Como dito anteriormente o meio alcalino dos dois pratos escandinavos deve-se às marinadas. No entanto, no caso da caneja d' infundice o meio não resulta da adição de uma marinada deste tipo, mas sim de compostos básicos que se formam devido à sua composição e ulterior transformação-decomposição do peixe.

O cheiro amoniacal

Os peixes cartilagíneos (Chondrichthyes), onde se incluem os elasmobrânquios, possuem grandes quantidades de ureia no organismo. Por isso se diz que são ureotélicos.

Caso os peixes cartilagíneos não fossem dotados de osmorregulação (processo que mantém o equilíbrio de fluidos e eletrólitos com o ambiente) estariam constantemente a perder água para o meio exterior. No caso dos elasmobrânquios a osmorregulação é possível porque estes peixes acumulam e retêm ureia nos seus fluidos corpóreos, nomeadamente, no sangue. Como resultado, a concentração de solutos é proporcional aos dois meios; no meio interno do peixe e na água do mar (meio isotónico).

Apesar de não ser uma substância tóxica a ureia confere características únicas à carne dos elasmobrânquios. O seu cheiro é singular e o seu sabor é amargo, ligeiramente salgado, por vezes ácido.

Durante o processo que envolve a preparação da caneja d’ infundice a ureia transforma-se em amoníaco, e é por isso que se diz que exala um cheiro forte. É por isso que se diz entre os jagozes que os dias de infundice correspondem a “graus alcoólicos”.

Há ainda um segundo composto também ele nitrogenado não-proteico que desempenha um papel essencial na osmorregulação dos elasmobrânquios. É o chamado N-óxido de trimetilamina que, após a morte do animal é convertido por bactérias em trimetilamina cujo aroma é fedorento, amoniacal e deveras pungente, próximo do que vulgarmente se designa por “cheiro a peixe”.

A verdade é que, se o peixe não for convenientemente tratado irá ser afetado negativamente no que diz respeito à qualidade da sua carne. Contudo, há características negativas que quando exploradas convenientemente oferecem mais-valias sensório-gustativas. Este parece ser o exemplo da caneja d’ infundice, onde o cheiro que se traduz por amoniacal devido às características fisiológicas do tipo de peixes em questão e dos compostos nitrogenados formados proporciona ao comensal uma sensação atípica.

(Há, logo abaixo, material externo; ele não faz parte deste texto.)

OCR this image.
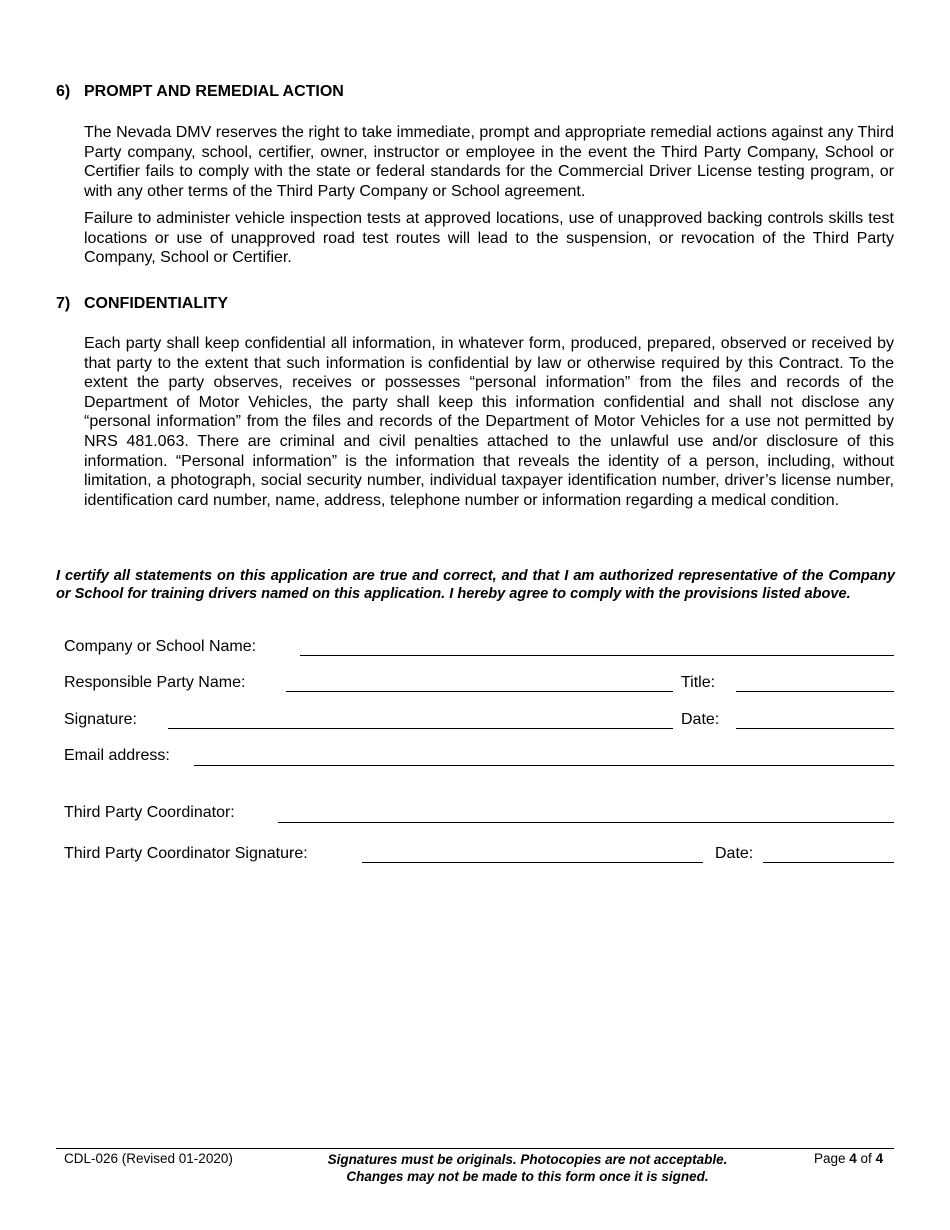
6) PROMPT AND REMEDIAL ACTION

The Nevada DMV reserves the right to take immediate, prompt and appropriate remedial actions against any Third Party company, school, certifier, owner, instructor or employee in the event the Third Party Company, School or Certifier fails to comply with the state or federal standards for the Commercial Driver License testing program, or with any other terms of the Third Party Company or School agreement.

Failure to administer vehicle inspection tests at approved locations, use of unapproved backing controls skills test locations or use of unapproved road test routes will lead to the suspension, or revocation of the Third Party Company, School or Certifier.

7) CONFIDENTIALITY

Each party shall keep confidential all information, in whatever form, produced, prepared, observed or received by that party to the extent that such information is confidential by law or otherwise required by this Contract. To the extent the party observes, receives or possesses “personal information” from the files and records of the Department of Motor Vehicles, the party shall keep this information confidential and shall not disclose any “personal information” from the files and records of the Department of Motor Vehicles for a use not permitted by NRS 481.063. There are criminal and civil penalties attached to the unlawful use and/or disclosure of this information. “Personal information” is the information that reveals the identity of a person, including, without limitation, a photograph, social security number, individual taxpayer identification number, driver’s license number, identification card number, name, address, telephone number or information regarding a medical condition.

I certify all statements on this application are true and correct, and that I am authorized representative of the Company or School for training drivers named on this application. I hereby agree to comply with the provisions listed above.

Company or School Name:
Responsible Party Name:	Title:
Signature:	Date:
Email address:
Third Party Coordinator:
Third Party Coordinator Signature:	Date:
CDL-026 (Revised 01-2020)	Signatures must be originals. Photocopies are not acceptable.
Changes may not be made to this form once it is signed.
Page 4 of 4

Caso ainda esteja indeciso quanto à prova da caneja d' infundice são os próprios doutores que afirmam que “limpa tudo”. Há ainda afirmações tão curiosas quando se diz que é uma “droga benigna”. Valerá, pois, a pena experimentar esta iguaria, nem que seja uma única vez, porque como dizia Brillat Savarin: “A descoberta de um novo manjar causa mais felicidade ao género humano que a descoberta de uma estrela”. Preparado para tal missão? Desfaça-se de preconceitos e experimente. É que amanhã pode já não subsistir tão bizarra iguaria. De que está à espera?